PHOTO 9: Look at the colors! This is the legendary pargo liso of Las Arenas. Tom Radoumi of UT is the angler and he put alot of meat in the cooler with this 30 pound hog. Everyone thinks that these big pargo are only around in the spring. We don’t catch many in the fall simply because most folks are out chasing tuna, dorado, billfish and wahoo outside. Inshore fishing during the fall can be outstanding!
PHOTO 10: Josh Thrasher brought his Oregon guys down for a few days and unfortunately, fishing was curtailed when we got slammed by the hurricane and fishing wasn’t exactly stellar immediately after the storm. However, they hung in there and did put some dorado fillets in the chest!

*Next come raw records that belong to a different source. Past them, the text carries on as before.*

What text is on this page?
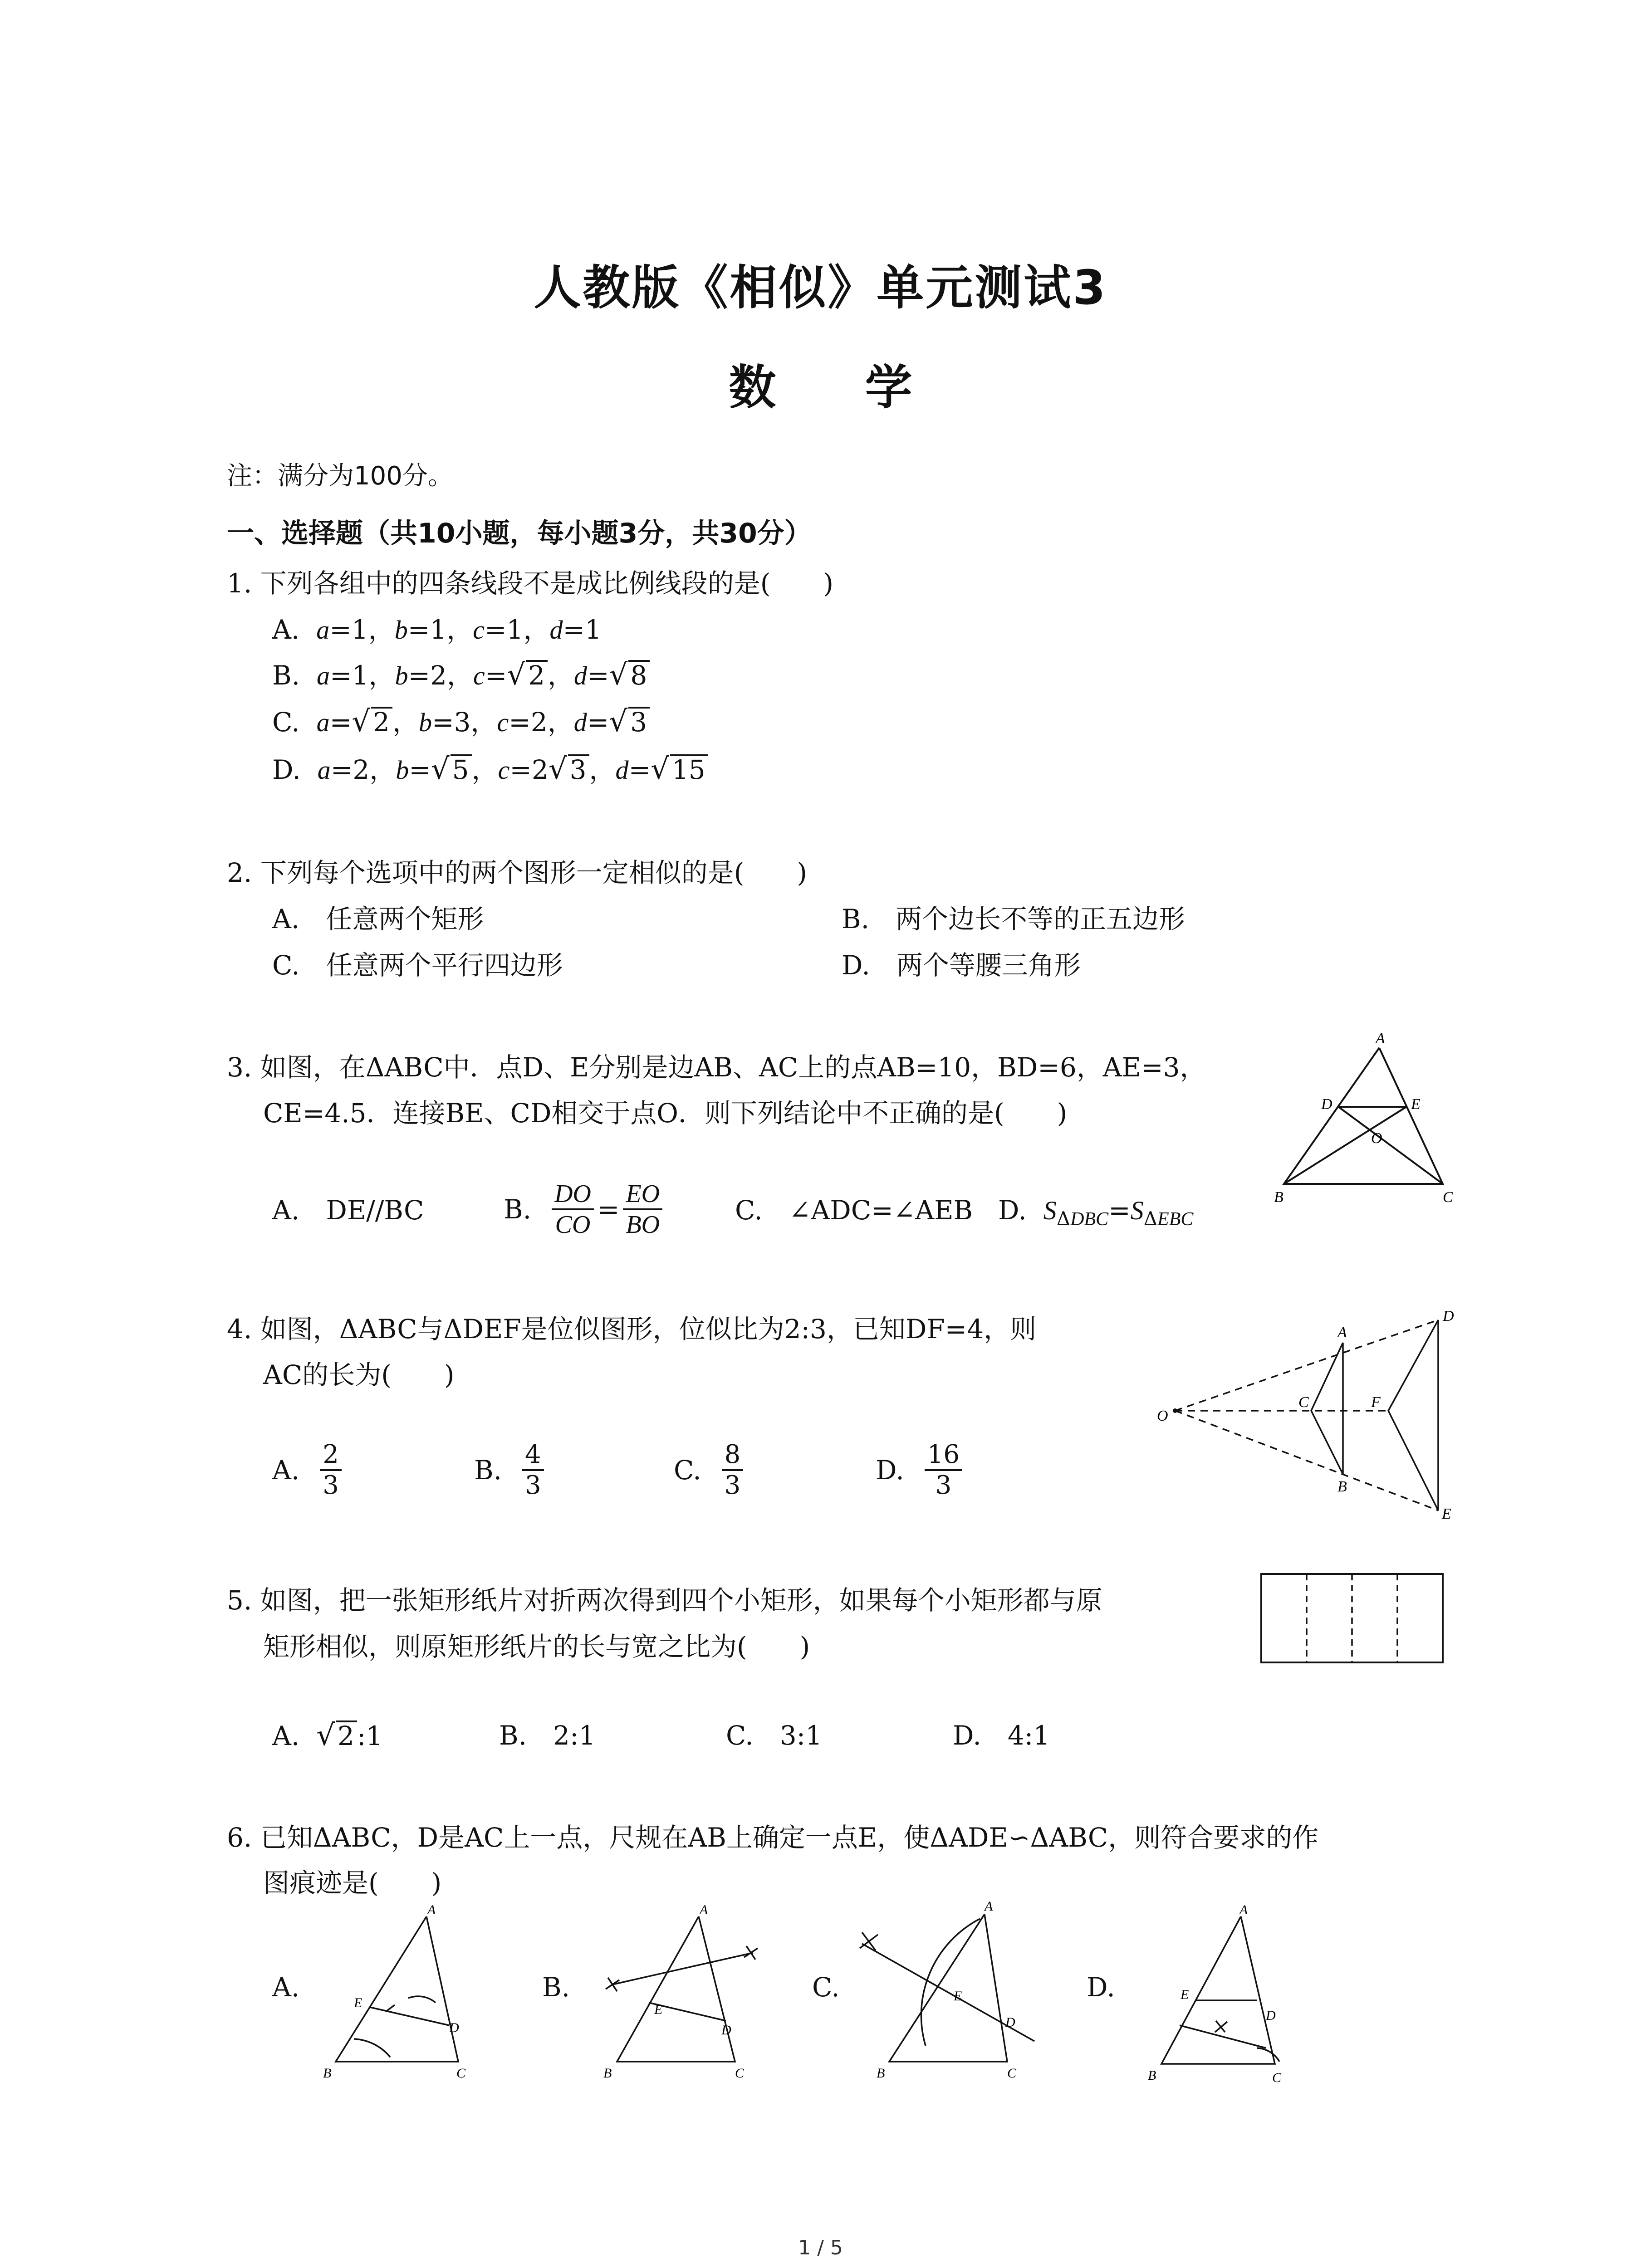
人教版《相似》单元测试3
数 学
注：满分为100分。
一、选择题（共10小题，每小题3分，共30分）
1. 下列各组中的四条线段不是成比例线段的是(　　)
A. a=1，b=1，c=1，d=1
B. a=1，b=2，c=√ 2 ，d=√ 8
C. a=√ 2 ，b=3，c=2，d=√ 3
D. a=2，b=√ 5 ，c=2√ 3 ，d=√ 15
2. 下列每个选项中的两个图形一定相似的是(　　)
A.　任意两个矩形	B.　两个边长不等的正五边形
C.　任意两个平行四边形	D.　两个等腰三角形
3. 如图，在ΔABC中．点D、E分别是边AB、AC上的点AB=10，BD=6，AE=3，
CE=4.5．连接BE、CD相交于点O．则下列结论中不正确的是(　　)
A.　DE//BC	B.
$\frac{DO}{CO} = \frac{EO}{BO}$	C.　∠ADC=∠AEB D. $S_{\Delta DBC}=S_{\Delta EBC}$
A
D	E
O
B	C
4. 如图，ΔABC与ΔDEF是位似图形，位似比为2:3，已知DF=4，则
AC的长为(　　)
A.
$\frac{2}{3}$	B.
$\frac{4}{3}$	C.
$\frac{8}{3}$	D.
$\frac{16}{3}$
O
A
C
B
D
F
E
5. 如图，把一张矩形纸片对折两次得到四个小矩形，如果每个小矩形都与原
矩形相似，则原矩形纸片的长与宽之比为(　　)
A. √ 2 :1	B.　2:1	C.　3:1	D.　4:1
6. 已知ΔABC，D是AC上一点，尺规在AB上确定一点E，使ΔADE∽ΔABC，则符合要求的作
图痕迹是(　　)
A.
A
E
D
B	C
B.
A
E
D
B	C
C.
A
E
D
B	C
D.
A
E
D
B	C
1 / 5
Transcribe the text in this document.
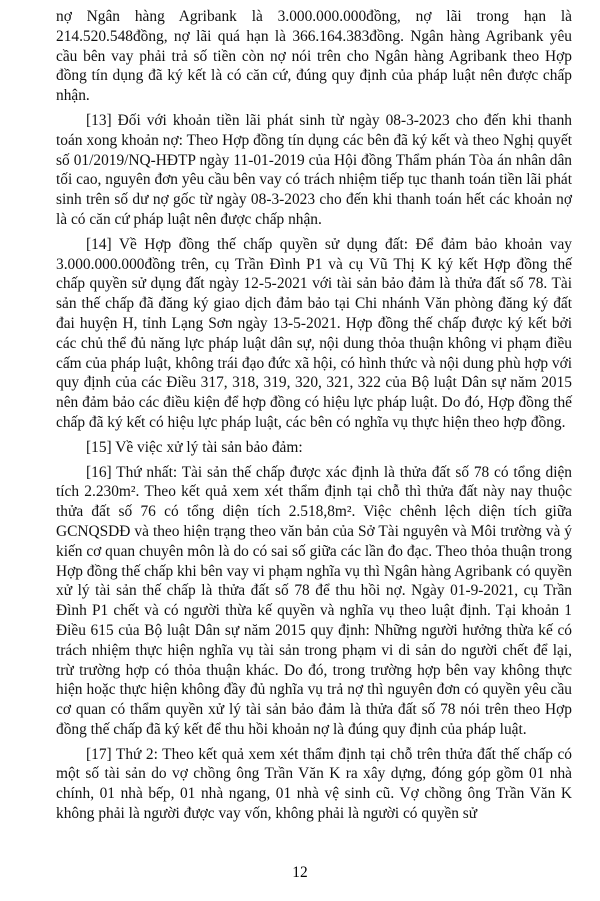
nợ Ngân hàng Agribank là 3.000.000.000đồng, nợ lãi trong hạn là 214.520.548đồng, nợ lãi quá hạn là 366.164.383đồng. Ngân hàng Agribank yêu cầu bên vay phải trả số tiền còn nợ nói trên cho Ngân hàng Agribank theo Hợp đồng tín dụng đã ký kết là có căn cứ, đúng quy định của pháp luật nên được chấp nhận.

[13] Đối với khoản tiền lãi phát sinh từ ngày 08-3-2023 cho đến khi thanh toán xong khoản nợ: Theo Hợp đồng tín dụng các bên đã ký kết và theo Nghị quyết số 01/2019/NQ-HĐTP ngày 11-01-2019 của Hội đồng Thẩm phán Tòa án nhân dân tối cao, nguyên đơn yêu cầu bên vay có trách nhiệm tiếp tục thanh toán tiền lãi phát sinh trên số dư nợ gốc từ ngày 08-3-2023 cho đến khi thanh toán hết các khoản nợ là có căn cứ pháp luật nên được chấp nhận.

[14] Về Hợp đồng thế chấp quyền sử dụng đất: Để đảm bảo khoản vay 3.000.000.000đồng trên, cụ Trần Đình P1 và cụ Vũ Thị K ký kết Hợp đồng thế chấp quyền sử dụng đất ngày 12-5-2021 với tài sản bảo đảm là thửa đất số 78. Tài sản thế chấp đã đăng ký giao dịch đảm bảo tại Chi nhánh Văn phòng đăng ký đất đai huyện H, tỉnh Lạng Sơn ngày 13-5-2021. Hợp đồng thế chấp được ký kết bởi các chủ thể đủ năng lực pháp luật dân sự, nội dung thỏa thuận không vi phạm điều cấm của pháp luật, không trái đạo đức xã hội, có hình thức và nội dung phù hợp với quy định của các Điều 317, 318, 319, 320, 321, 322 của Bộ luật Dân sự năm 2015 nên đảm bảo các điều kiện để hợp đồng có hiệu lực pháp luật. Do đó, Hợp đồng thế chấp đã ký kết có hiệu lực pháp luật, các bên có nghĩa vụ thực hiện theo hợp đồng.

[15] Về việc xử lý tài sản bảo đảm:

[16] Thứ nhất: Tài sản thế chấp được xác định là thửa đất số 78 có tổng diện tích 2.230m². Theo kết quả xem xét thẩm định tại chỗ thì thửa đất này nay thuộc thửa đất số 76 có tổng diện tích 2.518,8m². Việc chênh lệch diện tích giữa GCNQSDĐ và theo hiện trạng theo văn bản của Sở Tài nguyên và Môi trường và ý kiến cơ quan chuyên môn là do có sai số giữa các lần đo đạc. Theo thỏa thuận trong Hợp đồng thế chấp khi bên vay vi phạm nghĩa vụ thì Ngân hàng Agribank có quyền xử lý tài sản thế chấp là thửa đất số 78 để thu hồi nợ. Ngày 01-9-2021, cụ Trần Đình P1 chết và có người thừa kế quyền và nghĩa vụ theo luật định. Tại khoản 1 Điều 615 của Bộ luật Dân sự năm 2015 quy định: Những người hưởng thừa kế có trách nhiệm thực hiện nghĩa vụ tài sản trong phạm vi di sản do người chết để lại, trừ trường hợp có thỏa thuận khác. Do đó, trong trường hợp bên vay không thực hiện hoặc thực hiện không đầy đủ nghĩa vụ trả nợ thì nguyên đơn có quyền yêu cầu cơ quan có thẩm quyền xử lý tài sản bảo đảm là thửa đất số 78 nói trên theo Hợp đồng thế chấp đã ký kết để thu hồi khoản nợ là đúng quy định của pháp luật.

[17] Thứ 2: Theo kết quả xem xét thẩm định tại chỗ trên thửa đất thế chấp có một số tài sản do vợ chồng ông Trần Văn K ra xây dựng, đóng góp gồm 01 nhà chính, 01 nhà bếp, 01 nhà ngang, 01 nhà vệ sinh cũ. Vợ chồng ông Trần Văn K không phải là người được vay vốn, không phải là người có quyền sử

12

PHOTO 11: You have to admire the spirit of it all. Hurricane Henriette slammed into us early in the week. It was “only” a category 1 storm..mild by many standards but it did drop alot of rain and the wind blew like crazy knocking out power and flooding many areas. The hotel parking lot of La Concha Beach Resort and some of our anglers made the best of it…grabbed kayaks and broomsticks and with rain pelting down had a little kayak regatta!
PHOTO 12: Not many folks can say the went swimming during a hurricane, but Eric Engstrom’s guys from Northern CA organized a pick-up football game in the swimming pool with the seas going nutes behind them and rain coming down in sheets!
PHOTO 13: Winds howled and rain fell. It wasn’t supposed to hit us but then it veered and jagged when it should and gone the other way and well…we were right in it’s path! Henriette was worse then we expected, but not as bad as it could have been. This photo was taken in the day during the middle of the storm when winds were 80 mph with gusts up to 100 and rain coming from all directions.
PHOTO 15: The hardest part of the storm was that so many fishing trips had to be canceled. Nothing to do but crack another beer and wish it would stop. Even in the middle of the blast, some of the guys attempted to get in a little pier fishing (and got bit!). Mind you…they are fishing when the world was crashing around them and 20 pound coconuts were falling from the trees above! To all the guys who were here this week and patiently kept smiling even when it was apparent they wouldn’t get to fish, you’re the best. We’ll grow the fish bigger when you come back!